Let’s use the companies we listed earlier as an example. ExactTarget is clearly focused on email marketing, while Eloqua and Marketo are both focused on automating marketing in general. Neolane and Tableau bring different functions to the digital marketing category (campaign management and data visualization to be specific) and Hootsuite most definitely falls into the social media marketing category. And this is just the tip of the iceberg – every aspect of marketing is now being targeted with cloud services or some other software-based approach, including those not typically thought of being appropriate, such as print advertising or tradeshow and event marketing.

There are three primary characteristics that make CMOs attractive as targets. First and foremost is the almighty dollar – marketing spend is definitely on the rise.  Gartner has famously predicted that CMOs will spend more on technology than CIOs by 2017. This is NOT to say that CMOs increased budget will come at the expense of the CIO – as it turns out, CMOs already have their own, larger budgets and an can easily purchase technology with little to no impact on IT departments. Rather, CMOs are going to be allocating more of their existing budgets to cloud services, and enterprise goliaths and startups alike are racing to get in front of this spend.

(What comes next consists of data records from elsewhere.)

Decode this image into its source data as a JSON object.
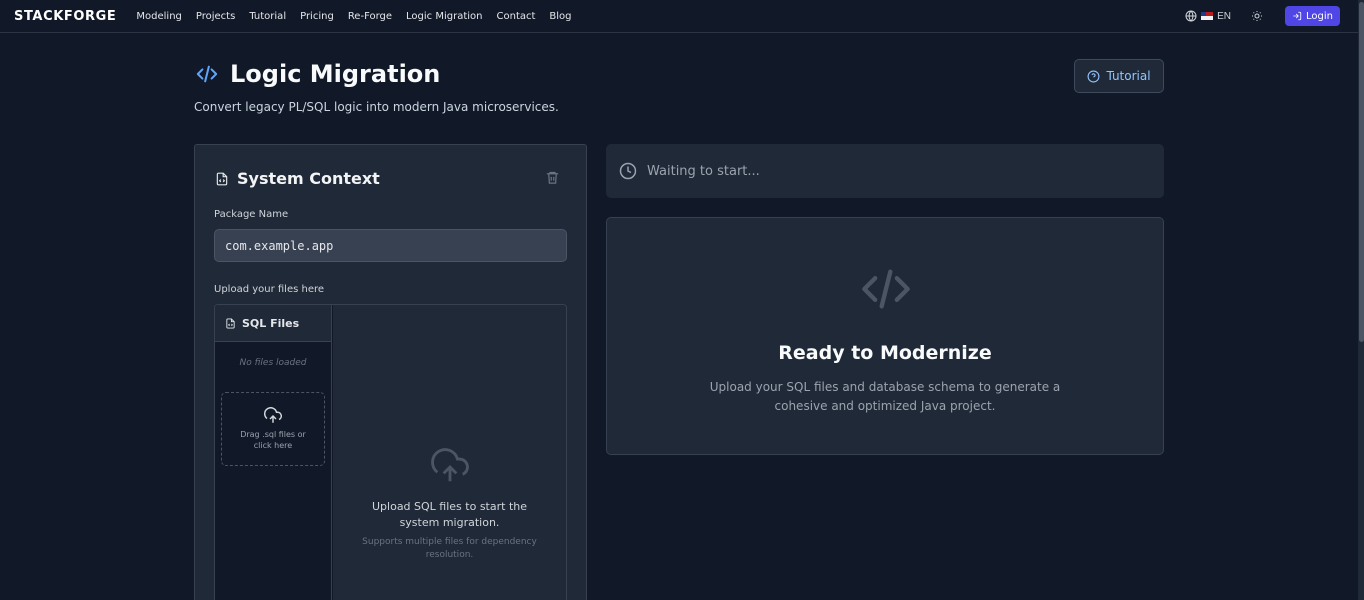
{
  "brand": "STACKFORGE",
  "nav": [
    "Modeling",
    "Projects",
    "Tutorial",
    "Pricing",
    "Re-Forge",
    "Logic Migration",
    "Contact",
    "Blog"
  ],
  "topbar": {
    "language": "EN",
    "login_label": "Login"
  },
  "page": {
    "title": "Logic Migration",
    "subtitle": "Convert legacy PL/SQL logic into modern Java microservices.",
    "tutorial_label": "Tutorial"
  },
  "context": {
    "title": "System Context",
    "package_label": "Package Name",
    "package_value": "com.example.app",
    "upload_label": "Upload your files here",
    "files_header": "SQL Files",
    "no_files": "No files loaded",
    "drop_small": "Drag .sql files or click here",
    "drop_main": "Upload SQL files to start the system migration.",
    "drop_hint": "Supports multiple files for dependency resolution."
  },
  "status": {
    "text": "Waiting to start..."
  },
  "ready": {
    "title": "Ready to Modernize",
    "description": "Upload your SQL files and database schema to generate a cohesive and optimized Java project."
  },
  "colors": {
    "accent": "#4f46e5",
    "brand_blue": "#60a5fa",
    "background": "#111827",
    "panel": "#1f2937"
  },
  "icons": [
    "globe-icon",
    "us-flag-icon",
    "sun-icon",
    "login-icon",
    "code-icon",
    "help-circle-icon",
    "file-code-icon",
    "trash-icon",
    "cloud-upload-icon",
    "clock-icon"
  ]
}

The second reason CMOs are being targeted is business’ increasing reliance on quantitative, data-driven conclusions when making important organization-wide decisions. Today’s CMO-oriented solutions deliver much more accurate, predictable and concrete analytics that businesses can use to truly grow their businesses, as opposed to some of the softer, anecdotal and qualitative information that has historically driven allocation and messaging. More accurate data means better conclusions and that means better business outcomes. Every CMO wants to understand what they are getting for their spend, and these tools help.

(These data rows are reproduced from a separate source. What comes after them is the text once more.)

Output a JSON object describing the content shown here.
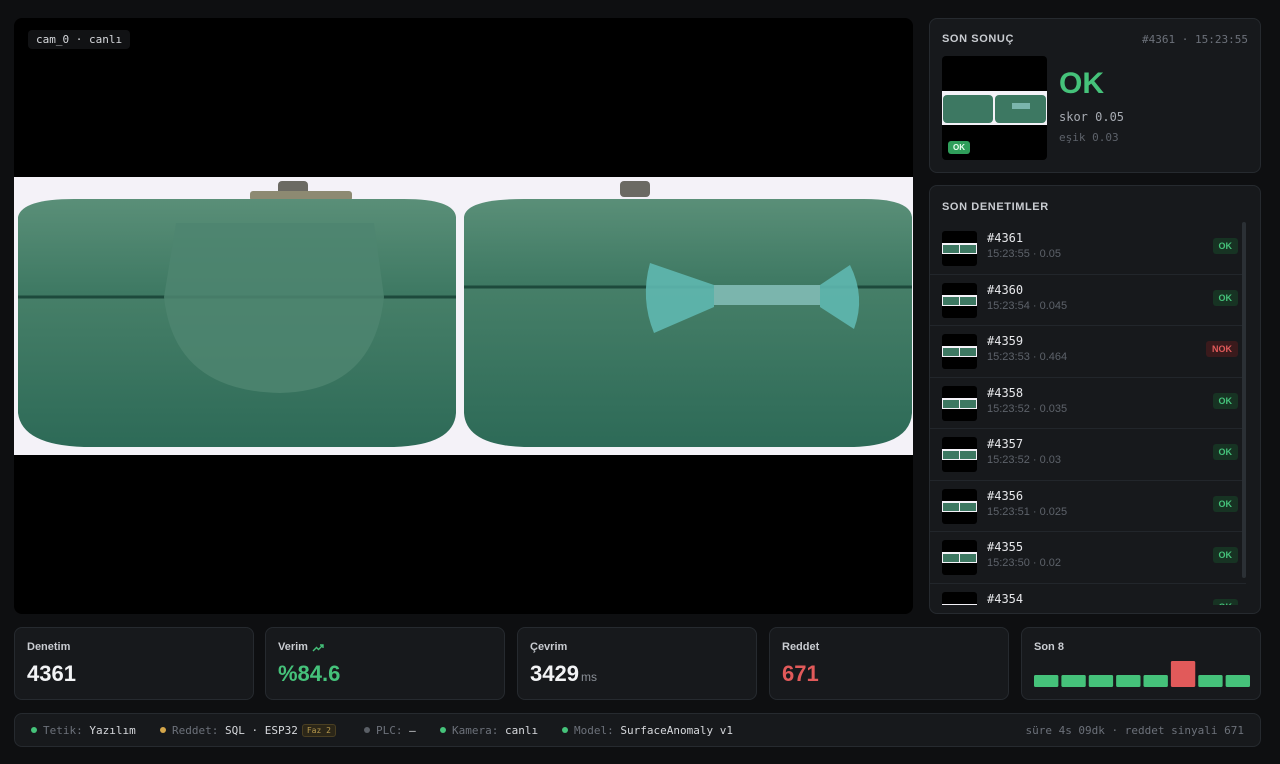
{
  "camera": {
    "label": "cam_0 · canlı"
  },
  "last_result": {
    "title": "SON SONUÇ",
    "meta": "#4361 · 15:23:55",
    "verdict": "OK",
    "score": "skor 0.05",
    "threshold": "eşik 0.03",
    "thumb_badge": "OK"
  },
  "recent": {
    "title": "SON DENETIMLER",
    "items": [
      {
        "id": "#4361",
        "meta": "15:23:55 · 0.05",
        "status": "OK"
      },
      {
        "id": "#4360",
        "meta": "15:23:54 · 0.045",
        "status": "OK"
      },
      {
        "id": "#4359",
        "meta": "15:23:53 · 0.464",
        "status": "NOK"
      },
      {
        "id": "#4358",
        "meta": "15:23:52 · 0.035",
        "status": "OK"
      },
      {
        "id": "#4357",
        "meta": "15:23:52 · 0.03",
        "status": "OK"
      },
      {
        "id": "#4356",
        "meta": "15:23:51 · 0.025",
        "status": "OK"
      },
      {
        "id": "#4355",
        "meta": "15:23:50 · 0.02",
        "status": "OK"
      },
      {
        "id": "#4354",
        "meta": "",
        "status": "OK"
      }
    ]
  },
  "stats": {
    "inspection": {
      "label": "Denetim",
      "value": "4361"
    },
    "yield": {
      "label": "Verim",
      "value": "%84.6"
    },
    "cycle": {
      "label": "Çevrim",
      "value": "3429",
      "unit": "ms"
    },
    "reject": {
      "label": "Reddet",
      "value": "671"
    },
    "last8": {
      "label": "Son 8",
      "results": [
        "OK",
        "OK",
        "OK",
        "OK",
        "OK",
        "NOK",
        "OK",
        "OK"
      ]
    }
  },
  "footer": {
    "trigger": {
      "key": "Tetik:",
      "value": "Yazılım"
    },
    "reject": {
      "key": "Reddet:",
      "value": "SQL · ESP32",
      "phase": "Faz 2"
    },
    "plc": {
      "key": "PLC:",
      "value": "—"
    },
    "camera": {
      "key": "Kamera:",
      "value": "canlı"
    },
    "model": {
      "key": "Model:",
      "value": "SurfaceAnomaly v1"
    },
    "right": "süre 4s 09dk · reddet sinyali 671"
  },
  "colors": {
    "ok": "#45c27a",
    "nok": "#e15a5a",
    "background": "#0e0f11",
    "panel": "#17191c",
    "part_green": "#3f8a6b"
  }
}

At a causal level, however, the real driver is the reduction of friction in the acquisition and deployment processes. Marketers can now pay with their company credit card and try out any service they want without involving IT. Critically for startups, they can try out many new services and test them against each other. And with user-based pricing, spending can scale up once the software has proven itself to be effective.

So, saying that the “enterprise” is hot right now is a little like saying that “mobile / social” was hot in 2010. You’re right, but it’s time to get more granular.

Marketing’s might is growing within companies, and the landscape of software vendors – both big and small – is evolving to reflect this shift.